In a presidential election, the foreign policy debate is won by the candidate who can show himself to be the stronger world leader. President Obama lapped the sometimes reserved Republican candidate, Mitt Romney, in Monday’s debate by coming across as a vigilant, thoughtful combatant.
He skillfully argued that policy must be clear and consistent to friends and enemies. He espoused above all protecting the American people and explained how his military and diplomatic policies emanate from that central focus. In contrast, Romney offered a vague wish to show leadership and get Middle Eastern nations to reject terrorism.
Obama rightly portrayed Romney’s plans as scattershot, noting that Romney opposed the troop withdrawal timetable in Afghanistan but now supports it.

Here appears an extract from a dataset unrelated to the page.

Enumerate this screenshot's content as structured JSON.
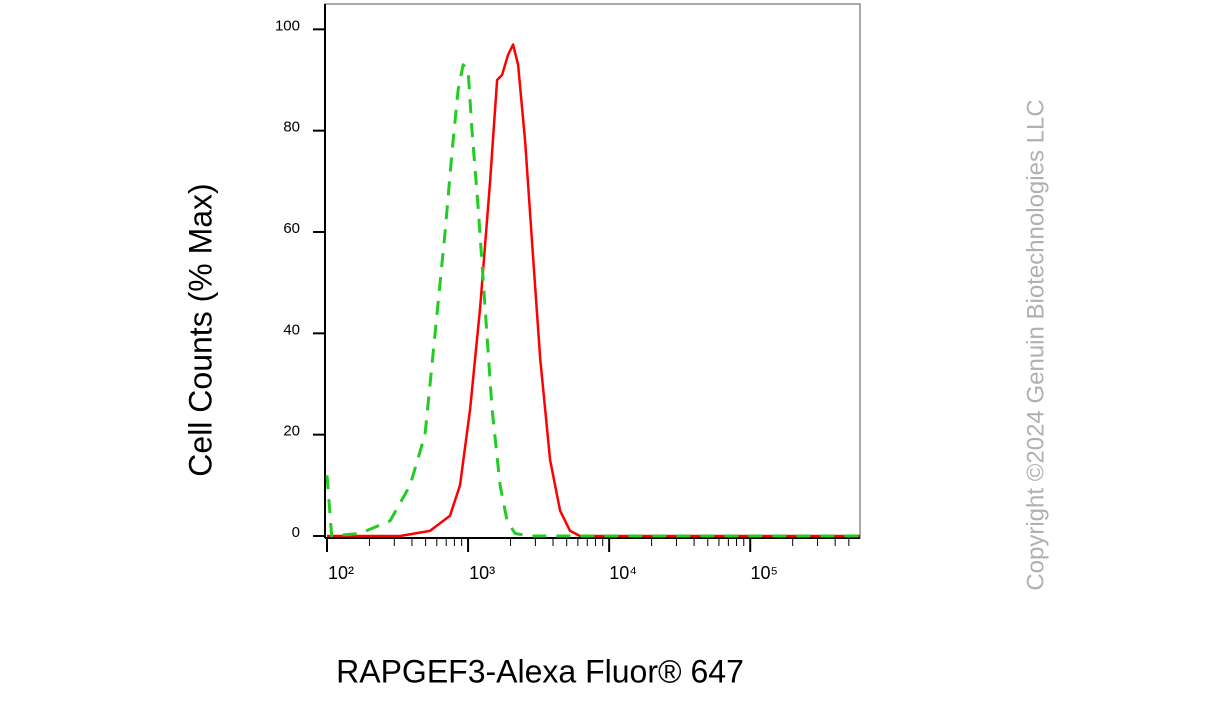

Romney offered few concrete foreign policy solutions that differed from the president’s. He agreed with Obama that killing Osama bin Laden was good, that Israel must be protected, and that Iran shouldn’t have nukes. They disagreed on arming Syrian rebels, with Romney supporting it and Obama voicing caution. The president wisely said that before weaponizing insurgents, the government must make sure they won’t turn on the United States.
Most troubling is that Romney has called for unspecified but large increases in military spending, arguing, for example, that the Navy has fewer ships now than it did in 1917. Obama ridiculed that observation, saying “we also have fewer horses and bayonets because the nature of our military’s changed.”
What rang most clear was Obama’s call for strategic defense spending. That makes more sense than Romney’s buildup to an unknown end. How many times must the United States be able to wipe out civilization?
Romney’s plan for deep revenue cuts and big military spending is a repeat of the disastrous economic strategies of former President George W. Bush, who pushed the country into two wars without the means to pay for them. The resulting drain on the American economy, along with other factors of course, shoved the country off a fiscal cliff.
Both men tried to tie the number-one issue, the economy, to foreign policy, with Romney saying that a weak economy has sapped the nation’s clout abroad. Obama more convincingly argued that the best course was to stop the drain of wars and to nation-build at home by funding education, technology, research, and infrastructure.
Disappointingly, the debate gave the impression that the world consists only of the Middle East and maybe Russia and China. There was no talk of climate change or foreign drug trafficking. And there was scant mention of firming up American trade policies to protect domestic jobs.
The debate on foreign policy may not have interested families worrying about whether they will get another paycheck or make the next mortgage payment, but it showed the difference between Obama’s forceful, logical approach to America’s place in the world and Romney’s weak grasps for differences in search of a distinction.